Ayer al mediodía se solucionó el problema salarial entre el Ejecutivo municipal y sus trabajadores. Se reunieron para acordar el interventor del municipio, el apoderado legal Diego Caparena, el secretario de Gobierno Hernán Martel, el intendente Raúl Jalil y un representante de cada sector de la comuna. Tras idas y vueltas se acordó incrementar equitativamente el sueldo de todos los empleados a $1600 pesos. Además, romperán el antiguo sistema de “horas extras”.
“Los empleados querían que lo anulemos.

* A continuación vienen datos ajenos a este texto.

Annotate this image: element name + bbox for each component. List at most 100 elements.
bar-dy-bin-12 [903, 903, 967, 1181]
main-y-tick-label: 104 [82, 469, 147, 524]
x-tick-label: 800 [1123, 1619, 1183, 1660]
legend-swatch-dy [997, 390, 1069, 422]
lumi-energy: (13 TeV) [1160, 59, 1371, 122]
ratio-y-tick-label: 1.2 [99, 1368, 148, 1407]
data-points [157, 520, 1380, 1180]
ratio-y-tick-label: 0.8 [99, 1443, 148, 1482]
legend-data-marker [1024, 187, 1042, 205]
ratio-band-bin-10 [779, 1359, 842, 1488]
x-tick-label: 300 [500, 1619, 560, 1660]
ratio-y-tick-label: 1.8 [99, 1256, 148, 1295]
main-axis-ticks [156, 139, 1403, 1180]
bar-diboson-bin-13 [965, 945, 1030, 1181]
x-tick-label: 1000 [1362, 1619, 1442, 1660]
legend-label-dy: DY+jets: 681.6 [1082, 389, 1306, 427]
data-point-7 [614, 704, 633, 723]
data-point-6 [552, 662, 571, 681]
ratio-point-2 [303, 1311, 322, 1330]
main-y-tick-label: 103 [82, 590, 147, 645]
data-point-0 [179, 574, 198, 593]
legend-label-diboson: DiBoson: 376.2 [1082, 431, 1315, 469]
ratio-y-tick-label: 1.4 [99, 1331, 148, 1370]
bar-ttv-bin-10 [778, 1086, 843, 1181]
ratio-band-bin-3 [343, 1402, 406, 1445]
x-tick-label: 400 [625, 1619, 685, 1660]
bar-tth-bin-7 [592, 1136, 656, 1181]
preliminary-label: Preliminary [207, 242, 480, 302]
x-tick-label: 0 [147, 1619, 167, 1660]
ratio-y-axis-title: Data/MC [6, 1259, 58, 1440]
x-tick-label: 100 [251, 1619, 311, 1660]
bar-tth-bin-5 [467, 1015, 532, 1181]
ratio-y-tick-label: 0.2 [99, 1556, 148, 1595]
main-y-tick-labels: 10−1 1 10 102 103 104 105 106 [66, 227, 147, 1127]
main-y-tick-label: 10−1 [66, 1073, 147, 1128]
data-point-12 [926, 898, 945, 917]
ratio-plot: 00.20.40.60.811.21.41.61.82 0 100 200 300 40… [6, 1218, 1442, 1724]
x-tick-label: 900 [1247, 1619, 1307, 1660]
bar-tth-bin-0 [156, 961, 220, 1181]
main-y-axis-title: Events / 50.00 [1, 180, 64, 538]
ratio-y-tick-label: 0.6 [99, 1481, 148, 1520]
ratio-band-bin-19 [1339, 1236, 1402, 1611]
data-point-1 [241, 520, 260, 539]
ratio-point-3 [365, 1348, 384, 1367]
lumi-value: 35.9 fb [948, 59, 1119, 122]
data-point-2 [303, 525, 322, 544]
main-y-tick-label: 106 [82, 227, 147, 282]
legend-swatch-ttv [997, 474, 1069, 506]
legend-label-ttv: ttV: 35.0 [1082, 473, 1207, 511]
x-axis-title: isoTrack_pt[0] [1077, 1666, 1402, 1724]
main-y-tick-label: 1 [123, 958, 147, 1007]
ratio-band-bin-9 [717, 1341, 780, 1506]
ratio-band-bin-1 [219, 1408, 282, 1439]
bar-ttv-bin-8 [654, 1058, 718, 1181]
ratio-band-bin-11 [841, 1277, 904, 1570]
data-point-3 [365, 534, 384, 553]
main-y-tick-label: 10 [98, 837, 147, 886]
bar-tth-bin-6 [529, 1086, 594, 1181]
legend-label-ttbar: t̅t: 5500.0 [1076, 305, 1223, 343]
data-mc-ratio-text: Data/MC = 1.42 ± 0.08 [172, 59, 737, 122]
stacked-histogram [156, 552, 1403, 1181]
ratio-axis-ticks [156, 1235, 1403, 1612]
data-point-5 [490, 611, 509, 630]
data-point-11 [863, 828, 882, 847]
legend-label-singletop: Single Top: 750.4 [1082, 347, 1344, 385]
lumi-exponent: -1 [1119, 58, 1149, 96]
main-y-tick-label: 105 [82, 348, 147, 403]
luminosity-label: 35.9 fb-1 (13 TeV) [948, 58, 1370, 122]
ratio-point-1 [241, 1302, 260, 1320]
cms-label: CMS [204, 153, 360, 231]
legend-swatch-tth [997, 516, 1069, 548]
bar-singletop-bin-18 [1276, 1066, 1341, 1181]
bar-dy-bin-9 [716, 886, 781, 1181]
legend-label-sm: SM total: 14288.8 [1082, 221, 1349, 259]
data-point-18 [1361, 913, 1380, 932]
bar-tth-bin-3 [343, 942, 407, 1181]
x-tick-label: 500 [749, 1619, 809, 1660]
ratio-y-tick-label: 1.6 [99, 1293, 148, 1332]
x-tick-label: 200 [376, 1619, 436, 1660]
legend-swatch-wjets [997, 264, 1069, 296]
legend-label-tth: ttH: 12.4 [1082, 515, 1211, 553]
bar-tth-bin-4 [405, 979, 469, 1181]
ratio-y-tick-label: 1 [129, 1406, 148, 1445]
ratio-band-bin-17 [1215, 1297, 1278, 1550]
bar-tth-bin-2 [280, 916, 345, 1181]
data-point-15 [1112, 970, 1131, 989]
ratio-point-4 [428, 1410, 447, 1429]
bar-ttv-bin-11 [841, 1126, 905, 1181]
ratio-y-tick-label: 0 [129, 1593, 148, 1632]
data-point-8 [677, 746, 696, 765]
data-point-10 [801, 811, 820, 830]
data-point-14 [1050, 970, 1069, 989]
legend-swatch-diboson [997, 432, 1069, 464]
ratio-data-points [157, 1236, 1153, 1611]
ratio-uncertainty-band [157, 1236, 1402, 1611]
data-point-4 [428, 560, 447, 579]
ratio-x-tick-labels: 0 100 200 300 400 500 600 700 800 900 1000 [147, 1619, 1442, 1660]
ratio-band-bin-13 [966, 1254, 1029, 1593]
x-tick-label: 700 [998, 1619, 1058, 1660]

Nosotros estamos dispuestos porque era perverso, dependía de un director. Uno tiene 80 directores, entonces no puede controlar la magnitud de la comuna, que tiene 6 mil empleados”, manifestó Jalil.
Explicó que se puso a disposición un fondo que está comprendido con el monto que tenían pensado aumentar: “$2.300.000 más el $1.600.000 que gastamos en horas extras”. Además, comentó que los empleados colaborarán con la reorganización del municipio porque comenzarán a trabajar con francos compensatorios (no lo deciden ellos sino la comuna cuando los requiera).
En el mismo contexto, el administrador informó a El Esquiú.com que se enviará una ordenanza para tratarse antes de fin de año y ratificó: “Vamos a dar un ingreso de $1600 todos los meses entre el 15 y el 30 de cada uno a partir del salario de enero”.
Finalmente, el intendente comunicó que se acordó conformar una comisión para regular la disparidad entre los trabajadores y que se puso un tope en los sueldos: un 80% por ciento del sueldo de un funcionario de administración. “Esto viene a achicar la brecha por la inflación que existe”, concluyó.